Conclusion & About the Author
Conclusion
This project demonstrates that immigration enforcement has profound implications for school attendance and, by extension, student well-being in immigrant-dense neighborhoods. The sharp escalation in ICE arrests in early and mid-2025 including the coordinated operations around the Home Depot and Fashion District’s Ambiance Apparel created a climate of fear that likely influenced family decisions around school attendance. While descriptive and contextual this analysis reveals notable increases in excused absences across schools near the raid sites, reflecting patterns documented in previous research linking raids to school disengagement, emotional distress, and disrupted routines.

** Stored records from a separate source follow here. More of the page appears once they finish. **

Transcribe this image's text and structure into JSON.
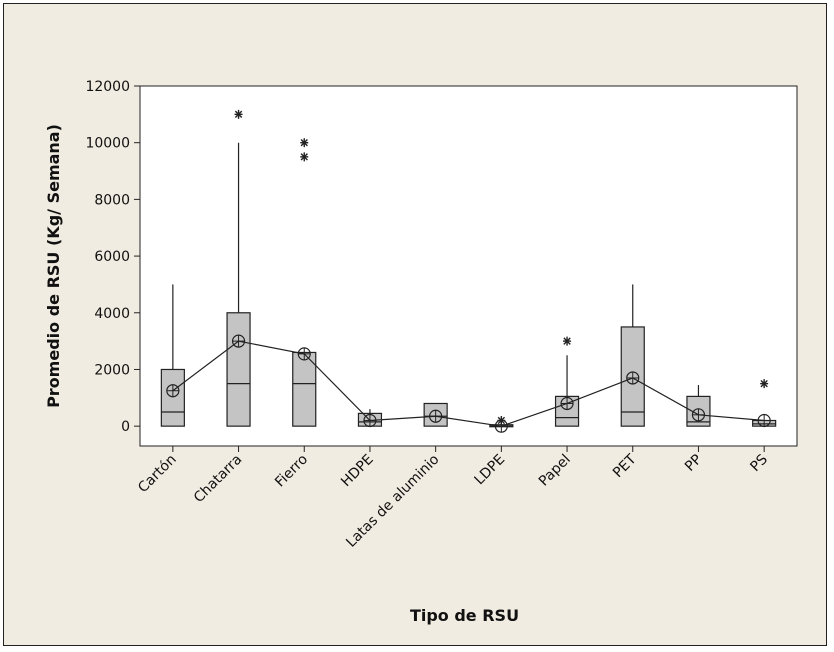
{
  "chart_data": {
    "type": "boxplot",
    "xlabel": "Tipo de RSU",
    "ylabel": "Promedio de RSU (Kg/ Semana)",
    "ylim": [
      -700,
      12000
    ],
    "yticks": [
      0,
      2000,
      4000,
      6000,
      8000,
      10000,
      12000
    ],
    "grid": false,
    "mean_connect_line": true,
    "colors": {
      "background": "#f1ece1",
      "plot_bg": "#ffffff",
      "box_fill": "#c4c4c4",
      "stroke": "#222222"
    },
    "categories": [
      "Cartón",
      "Chatarra",
      "Fierro",
      "HDPE",
      "Latas de aluminio",
      "LDPE",
      "Papel",
      "PET",
      "PP",
      "PS"
    ],
    "boxes": [
      {
        "min": 0,
        "q1": 0,
        "median": 500,
        "q3": 2000,
        "max": 5000,
        "mean": 1250,
        "outliers": []
      },
      {
        "min": 0,
        "q1": 0,
        "median": 1500,
        "q3": 4000,
        "max": 10000,
        "mean": 3000,
        "outliers": [
          11000
        ]
      },
      {
        "min": 0,
        "q1": 0,
        "median": 1500,
        "q3": 2600,
        "max": 2600,
        "mean": 2550,
        "outliers": [
          9500,
          10000
        ]
      },
      {
        "min": 0,
        "q1": 0,
        "median": 150,
        "q3": 450,
        "max": 600,
        "mean": 200,
        "outliers": []
      },
      {
        "min": 0,
        "q1": 0,
        "median": 350,
        "q3": 800,
        "max": 800,
        "mean": 350,
        "outliers": []
      },
      {
        "min": 0,
        "q1": 0,
        "median": 0,
        "q3": 50,
        "max": 100,
        "mean": 0,
        "outliers": [
          200
        ]
      },
      {
        "min": 0,
        "q1": 0,
        "median": 300,
        "q3": 1050,
        "max": 2500,
        "mean": 800,
        "outliers": [
          3000
        ]
      },
      {
        "min": 0,
        "q1": 0,
        "median": 500,
        "q3": 3500,
        "max": 5000,
        "mean": 1700,
        "outliers": []
      },
      {
        "min": 0,
        "q1": 0,
        "median": 150,
        "q3": 1050,
        "max": 1450,
        "mean": 400,
        "outliers": []
      },
      {
        "min": 0,
        "q1": 0,
        "median": 80,
        "q3": 200,
        "max": 200,
        "mean": 200,
        "outliers": [
          1500
        ]
      }
    ]
  }
}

Although limited by the granularity of available school data, the project provides a meaningful and timely contribution to understanding how immigration enforcement reverberates through educational environments. It lays the groundwork for more precise future research and offers evidence relevant to policy discussions around the protection of school communities during periods of enforcement surges. Ultimately, the findings underscore that immigration policy is not merely a legal or political issue, it is an educational and developmental one, with real consequences for children’s safety, stability, and long-term opportunities.
About the Author

Pilar de Haro is a data analyst and researcher specializing in statistical modeling, geospatial analysis, and data-driven storytelling across public, private, and nonprofit sectors. She currently serves as a Graduate Researcher with the SDSU Metabolism of Cities Living Lab, where she analyzes multi-source regional datasets using Python, SPSS, and SQL to uncover social and environmental patterns across border-region communities.

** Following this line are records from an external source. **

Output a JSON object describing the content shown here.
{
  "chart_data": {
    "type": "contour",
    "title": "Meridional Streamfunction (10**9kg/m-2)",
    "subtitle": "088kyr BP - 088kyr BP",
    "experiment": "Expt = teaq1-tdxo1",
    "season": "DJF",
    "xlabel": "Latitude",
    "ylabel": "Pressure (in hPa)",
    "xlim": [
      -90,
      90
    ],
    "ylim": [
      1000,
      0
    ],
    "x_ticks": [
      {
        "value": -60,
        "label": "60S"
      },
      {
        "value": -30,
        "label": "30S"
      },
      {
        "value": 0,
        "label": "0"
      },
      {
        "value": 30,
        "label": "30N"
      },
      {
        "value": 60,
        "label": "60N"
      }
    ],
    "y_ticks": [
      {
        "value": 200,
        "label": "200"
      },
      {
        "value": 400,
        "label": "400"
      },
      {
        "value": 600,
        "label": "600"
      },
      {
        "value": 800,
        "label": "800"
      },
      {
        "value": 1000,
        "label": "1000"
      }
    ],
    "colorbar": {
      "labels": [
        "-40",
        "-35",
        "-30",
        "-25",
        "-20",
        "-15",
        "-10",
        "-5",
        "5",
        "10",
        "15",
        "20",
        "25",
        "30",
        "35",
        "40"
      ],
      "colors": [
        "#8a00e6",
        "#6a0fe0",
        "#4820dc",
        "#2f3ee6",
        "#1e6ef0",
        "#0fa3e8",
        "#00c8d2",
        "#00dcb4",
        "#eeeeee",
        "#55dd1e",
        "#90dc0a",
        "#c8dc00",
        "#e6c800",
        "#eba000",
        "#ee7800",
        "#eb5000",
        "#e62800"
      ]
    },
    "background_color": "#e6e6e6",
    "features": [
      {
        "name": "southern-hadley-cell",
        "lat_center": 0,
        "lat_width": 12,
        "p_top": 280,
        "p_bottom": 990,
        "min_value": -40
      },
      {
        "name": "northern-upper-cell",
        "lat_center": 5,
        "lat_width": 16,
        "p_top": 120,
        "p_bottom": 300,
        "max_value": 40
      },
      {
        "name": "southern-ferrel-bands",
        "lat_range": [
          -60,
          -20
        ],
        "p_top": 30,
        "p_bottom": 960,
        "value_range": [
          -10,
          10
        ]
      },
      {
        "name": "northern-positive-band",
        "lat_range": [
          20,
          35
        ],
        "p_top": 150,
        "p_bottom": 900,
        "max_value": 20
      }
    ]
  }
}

Previously, Pilar worked as a Marketing Analyst at Planet Art, where she developed GA4, BigQuery, and Tableau dashboards to monitor digital performance metrics and conducted A/B tests that optimized customer journeys and strengthened acquisition strategies. Her background also includes extensive experience as a Support Engineer with the Tiny News Collective, where she guided more than 20 early-stage news organizations in understanding behavioral analytics, improving user engagement, and managing CMS migrations through API-driven workflows.
Earlier in her career, Pilar served as a Business Analyst at Sony Pictures Entertainment, supporting enterprise-tool implementations, compliance tracking, and cross-department reporting for initiatives tied to Adobe Sign, iManage, and CCPA/GDPR readiness. She also gained experience in data journalism through internships with the Motion Picture Industry and Inewsource, where she built SQL-based reporting pipelines and visualizations examining trends in content performance and wage-theft enforcement.

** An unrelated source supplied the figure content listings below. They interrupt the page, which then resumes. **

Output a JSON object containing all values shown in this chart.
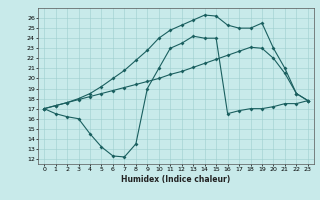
{
  "xlabel": "Humidex (Indice chaleur)",
  "x_ticks": [
    0,
    1,
    2,
    3,
    4,
    5,
    6,
    7,
    8,
    9,
    10,
    11,
    12,
    13,
    14,
    15,
    16,
    17,
    18,
    19,
    20,
    21,
    22,
    23
  ],
  "x_tick_labels": [
    "0",
    "1",
    "2",
    "3",
    "4",
    "5",
    "6",
    "7",
    "8",
    "9",
    "10",
    "11",
    "12",
    "13",
    "14",
    "15",
    "16",
    "17",
    "18",
    "19",
    "20",
    "21",
    "22",
    "23"
  ],
  "ylim": [
    11.5,
    27
  ],
  "xlim": [
    -0.5,
    23.5
  ],
  "y_ticks": [
    12,
    13,
    14,
    15,
    16,
    17,
    18,
    19,
    20,
    21,
    22,
    23,
    24,
    25,
    26
  ],
  "background_color": "#c8eaea",
  "grid_color": "#9ecece",
  "line_color": "#1a5f5f",
  "line1_x": [
    0,
    1,
    2,
    3,
    4,
    5,
    6,
    7,
    8,
    9,
    10,
    11,
    12,
    13,
    14,
    15,
    16,
    17,
    18,
    19,
    20,
    21,
    22,
    23
  ],
  "line1_y": [
    17.0,
    16.5,
    16.2,
    16.0,
    14.5,
    13.2,
    12.3,
    12.2,
    13.5,
    19.0,
    21.0,
    23.0,
    23.5,
    24.2,
    24.0,
    24.0,
    16.5,
    16.8,
    17.0,
    17.0,
    17.2,
    17.5,
    17.5,
    17.8
  ],
  "line2_x": [
    0,
    1,
    2,
    3,
    4,
    5,
    6,
    7,
    8,
    9,
    10,
    11,
    12,
    13,
    14,
    15,
    16,
    17,
    18,
    19,
    20,
    21,
    22,
    23
  ],
  "line2_y": [
    17.0,
    17.3,
    17.6,
    17.9,
    18.2,
    18.5,
    18.8,
    19.1,
    19.4,
    19.7,
    20.0,
    20.4,
    20.7,
    21.1,
    21.5,
    21.9,
    22.3,
    22.7,
    23.1,
    23.0,
    22.0,
    20.5,
    18.5,
    17.8
  ],
  "line3_x": [
    0,
    1,
    2,
    3,
    4,
    5,
    6,
    7,
    8,
    9,
    10,
    11,
    12,
    13,
    14,
    15,
    16,
    17,
    18,
    19,
    20,
    21,
    22,
    23
  ],
  "line3_y": [
    17.0,
    17.3,
    17.6,
    18.0,
    18.5,
    19.2,
    20.0,
    20.8,
    21.8,
    22.8,
    24.0,
    24.8,
    25.3,
    25.8,
    26.3,
    26.2,
    25.3,
    25.0,
    25.0,
    25.5,
    23.0,
    21.0,
    18.5,
    17.8
  ]
}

Pilar holds a Master of Science in Big Data Analytics from San Diego State University, where her graduate work included machine-learning projects using Elastic Net, Random Forest, and XGBoost to forecast Yelp restaurant ratings. She earned her Bachelor’s degree in Journalism with a minor in Spanish-language Journalism from California State University, Northridge.
She is also a STEM Advantage mentor and a Tier 1 Awardee in the SANS BootUp Capture-the-Flag competition, recognized for excellence in hands-on cybersecurity and threat-analysis training.